Under the provisions of the Internal Revenue Code, condemnation proceeds are taxable as ordinary income when the award exceeds the cost basis of the property unless the taxpayer elects to take advantage of section 1033, which provides:

"(a) General Rule. — If property (as a result of its destruction in whole or in part, theft, seizure, or requisition or condemnation or threat or imminence thereof) is compulsorily or involuntarily converted —
* * * * * *
"(3) Conversion into Money Where Disposition Occurred After 1950. — Into money or into property not similar or related in service or use to the converted property, and the disposition of the converted property (as defined in paragraph (2) occurred after December 31, 1950, the gain (if any) shall be recognized except to the extent hereinafter provided in this paragraph:
"(A) Nonrecognition of Gain. — If the taxpayer during the period specified in subparagraph (B), for the purpose of replacing the property so converted, purchases other property similar or related in service or use to the property so converted, or purchases stock in the acquisition of control of a corporation owning such other property, at the election of the taxpayer the gain shall be recognized only to the extent that the amount realized upon such conversion (regardless of whether such amount is received in one or more taxable years) exceeds the cost of such other property or such stock. * * *"
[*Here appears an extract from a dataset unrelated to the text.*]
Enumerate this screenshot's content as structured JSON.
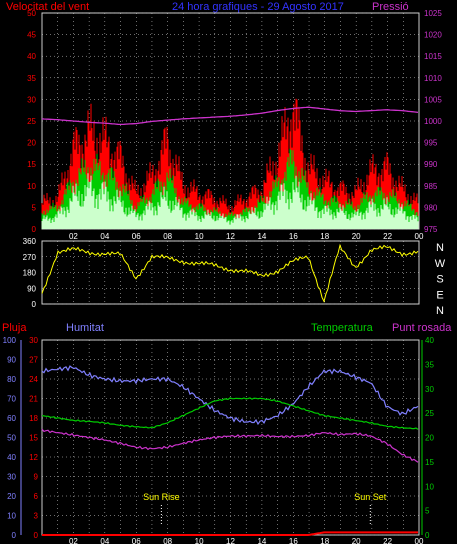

In the instant case, the plaintiffs have complied with the literal wording of the statute. Therefore, the question remains whether severance damages received in a condemnation award are to be accorded different treatment than direct condemnation payments.

The defendant cites Vaira v. Commissioner of Internal Revenue, 52 T.C. 986 (1969); Johnston v. Commissioner of Internal Revenue, 42 T.C. 880 (1964); Rev.Rul. 64-183, 1964-1 Cum.Bull. 297; Rev.Rul. 68-37, 1968-1 Cum.Bull. 359; Rev.Rul. 53-271, 1953-2 Cum.Bull. 36, as authority for its position that severance damages do not fall within the ambit of section 1033, except under limited circumstances not applicable in this case. The limited circumstances in which section 1033 applies, according to defendant, are when the severance damages are used to restore the property retained as outlined in Rev.Rul. 271. This authority has been weakened by Rev.Rul. 69-45 which declared that GCM 20322 was not determinative as to future transactions. Revenue Ruling 68-37 amplified GCM 23698, which explained GCM 20322, so that the defendant itself cannot regard this as binding authority because of Revenue Ruling 69-45. Revenue Ruling 271 also emanates from the same General Counsel's memorandum GCM 23698.

It is the opinion of this Court that the purpose of section 1033 is to afford relief to taxpayers when they have involuntarily realized a gain by reason of condemnation. Loco Realty Co. v. Commissioner of Internal Revenue, 306 F.2d 207 (8th Cir. 1962); United Development Co. v. United States, 212 F. Supp. 664 (E.D.Mo.1962). Severance damages are an integral part of a condemnation award. United States v. Miller, 317 U.S. 369, 375, 63 S. Ct. 276, 87 L. Ed. 336 (1942); United States v. Dickinson, 331 U.S. 745, 751, 67 S. Ct. 1382, 91 L. Ed. 1789 (1947); State ex rel. State Highway Commission v. Long, 422 S.W.2d 276 (Mo.1967). There is no language in section 1033 distinguishing or dividing the proceeds of condemnation awards *1058 into various components. The statute simply provides that if property, as a result of condemnation, is converted into money, then the taxpayer is entitled to an election to defer any gain. Cf. Rev. Rul. 69-240. This Court finds no authority for the Commissioner to fragmentize a condemnation award into various components so that part of the award falls within the ambit of section 1033 and part of the award does not. Therefore, it is the opinion of this Court that the taxpayers in this case come within the provisions of section 1033, and are entitled to non-recognition of gain as provided for by that section.

The United States Attorney is directed to prepare a judgment within twenty (20) days in accordance with this memorandum.